Soft luggage is much easier for us to pack than a more rigid hard sided piece, so if you have the choice, please use your soft luggage.  Be sure to have your name and address on the inside of the bag, as well as on the luggage tag on the handle.  It is our hope that you can pack in one checked suitcase that does not exceed 45 pounds.  If lighter, all the better! Be sure to pack your personal medication, airline tickets, passport, binoculars, camera, and other essential items in your carry-on bag. You will want a day pack for field trips, so this is an ideal carry-on. Please reconfirm your airline’s baggage weight and size restrictions about a week or so before departure.

Dress is comfortable and informal throughout the trip. Dressing in layers is the best way to be comfortable. Lightweight long sleeve shirts and long pants make ideal field clothing as they are more protective from sun and vegetation.  But if you like to wear shorts, by all means bring some.  Also, choose clothing you don’t mind getting dirty or muddy and things that are comfortable and easy to launder. Loose clothing discourages insects and is very cool.

Note on clothing colors and insect repellent: We recommend muted colors of tan, brown, khaki, grey or green, as they are spotted less easily than white or bright colors, though camouflage clothing is not recommended, and in some countries, not legal to wear. It is possible to purchase field clothing permeated with insect repellent such as the Craghoppers Insect Shield collection. Another approach is to purchase Permethrin spray (online or from REI) to treat your field clothing and socks before your departure.

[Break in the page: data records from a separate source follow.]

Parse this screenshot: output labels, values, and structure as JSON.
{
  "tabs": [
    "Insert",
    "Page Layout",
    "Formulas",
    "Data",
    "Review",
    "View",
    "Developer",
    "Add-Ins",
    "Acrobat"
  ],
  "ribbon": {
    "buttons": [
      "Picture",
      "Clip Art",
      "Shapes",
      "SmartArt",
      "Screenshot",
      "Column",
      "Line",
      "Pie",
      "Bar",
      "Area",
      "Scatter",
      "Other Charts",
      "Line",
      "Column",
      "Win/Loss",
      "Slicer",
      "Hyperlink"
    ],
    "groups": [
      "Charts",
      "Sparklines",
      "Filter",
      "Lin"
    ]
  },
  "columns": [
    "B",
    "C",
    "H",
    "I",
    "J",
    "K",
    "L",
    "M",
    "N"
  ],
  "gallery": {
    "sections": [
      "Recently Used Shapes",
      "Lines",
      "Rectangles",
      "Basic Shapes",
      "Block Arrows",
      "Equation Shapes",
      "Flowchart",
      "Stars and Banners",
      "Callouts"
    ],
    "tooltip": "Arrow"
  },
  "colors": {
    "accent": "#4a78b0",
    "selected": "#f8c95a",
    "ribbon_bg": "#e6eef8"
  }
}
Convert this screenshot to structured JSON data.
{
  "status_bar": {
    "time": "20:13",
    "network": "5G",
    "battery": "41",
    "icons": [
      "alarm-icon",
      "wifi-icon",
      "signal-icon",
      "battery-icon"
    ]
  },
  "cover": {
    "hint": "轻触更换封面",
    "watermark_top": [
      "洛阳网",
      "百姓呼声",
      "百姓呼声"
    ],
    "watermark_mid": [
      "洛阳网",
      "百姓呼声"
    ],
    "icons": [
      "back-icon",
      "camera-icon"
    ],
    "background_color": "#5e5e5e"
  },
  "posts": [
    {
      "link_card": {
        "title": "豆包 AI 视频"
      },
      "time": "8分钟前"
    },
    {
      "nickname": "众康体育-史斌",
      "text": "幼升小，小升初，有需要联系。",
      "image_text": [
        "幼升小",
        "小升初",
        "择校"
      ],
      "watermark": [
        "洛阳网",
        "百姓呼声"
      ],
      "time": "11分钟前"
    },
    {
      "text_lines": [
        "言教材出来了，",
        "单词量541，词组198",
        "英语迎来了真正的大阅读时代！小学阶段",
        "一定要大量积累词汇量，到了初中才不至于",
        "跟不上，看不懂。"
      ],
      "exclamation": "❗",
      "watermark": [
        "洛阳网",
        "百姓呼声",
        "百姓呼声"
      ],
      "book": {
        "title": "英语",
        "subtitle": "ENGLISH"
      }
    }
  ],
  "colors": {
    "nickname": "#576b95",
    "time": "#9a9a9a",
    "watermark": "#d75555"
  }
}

Our highest altitude is at a 10,000-foot pass, so it will be chilly. It could get into the 30s°F at night. Average daytime temperatures for March at low elevations are low 80s°F, with night temperatures in the 60s°F. Rain is likely, so do have good rain gear; shoes/boots with good tread and support are essential. We recommend dressing in layers, with a good wind-breaking layer that can do double duty as raingear. Our weather will be determined by altitude, so dressing in layers works perfectly for these conditions.

Clothing & Gear

  • Lightweight long pants, 2-3 pair
  • Lightweight long sleeve shirts, 2-3 (if open buttons, may be layered with short- sleeved or sleeveless t-shirt to keep cool in the lowlands). Loose fitting keeps you cool.
  • T-shirts, short-sleeved or equivalent (1-2)
  • Personal underclothing (consider what dries quickly if you plan to wash) and nightclothes
  • Socks – lightweight and easy to wash and dry, and long enough to tuck your pants to help protect from chiggers in the lowlands
  • Comfortable walking shoes (such as tennis shoes) and lightweight hiking boots – 2 pair. Please note that forest trails will be on uneven terrain and may be muddy – bring shoes with good support and firm grip tread.
  • Field vest (optional) a great source is Big Pockets
  • Good quality raincoat and pants (recommended) or poncho
  • Fleece jacket or sweater for Andes evenings
  • Comfortable clothes for evening (a cleaner version of your field clothes)
  • Comfortable sandals or light shoes for evenings, travel days
  • Hat with broad brim; warm hat for the Andes
  • Scarf, light gloves, light hat for cold evenings (you want to go owling!)
  • Bandana (optional, great for cooling off when hot and sweaty)
  • Bathing suit if you enjoy swimming

Equipment & Miscellaneous

  • Airline tickets or e-ticket verification
  • Passport, visa (if required), travel insurance info, money & credit cards.
  • A secure pouch to carry the items above on your person at all times (such as a secure, under-clothing document pouch)
  • As a backup: copies of all the above (phone and/or paper) packed in a separate location than on your person, plus a set given to your emergency contact at home as a backup. For passport, copy of the  ID and entry stamp pages.
  • Small daypack to carry gear while hiking and in vehicles
  • Walking stick (optional but recommended if you have one)
  • Umbrella – compact and not brightly colored
  • Flashlight or headlamp with fresh batteries (important – cabins may be up the hill from our dining areas). Make sure this is in good working order. Extra batteries.
  • Alarm clock (yes, you’ll hopefully be inspired to get up early!) If you use your phone for this, learn how to turn off data roaming.
  • Sunscreen/lip balm with SPF
  • Sunglasses with neck strap
  • Insect repellent (something containing DEET, and sulphur powder or equivalent for chiggers)
  • Toiletry articles: shampoo and conditioner, dental supplies, razor, emery boards, hairbrush/comb, tweezers, hand lotion, feminine hygiene, deodorant, pain reliever
  • Sink stopper, soap for hand laundry (the new detergent sheets are super handy!)
  • Binoculars (a hotel shower cap is great to cover these when it is raining)
  • Spotting scope and tripod (optional – guide will have them)
  • Camera and extra batteries, digital chips etc., lens cleaning supplies and your instruction
  • manual. Do a good check for all this before leaving, battery chargers may be hard to find! (optional)
  • Adapters for three prong electronic equipment
  • Water bottle (can easily be bought in the airport and refilled daily). We love the Life Steam bottles that have an internal filter, making it possible to fill from the tap and be safe – VERY handy!
  • Notebook or journal and pen (optional)
  • Field guides (optional)
  • Small bottle of antibacterial hand soap/hand sanitizer
  • Washcloth (optional)
  • Earplugs (optional)
  • Rechargeable power bank (optional)
  • Steri-Pen or other UV water treatment device to help cut down on the use of plastic bottles (optional)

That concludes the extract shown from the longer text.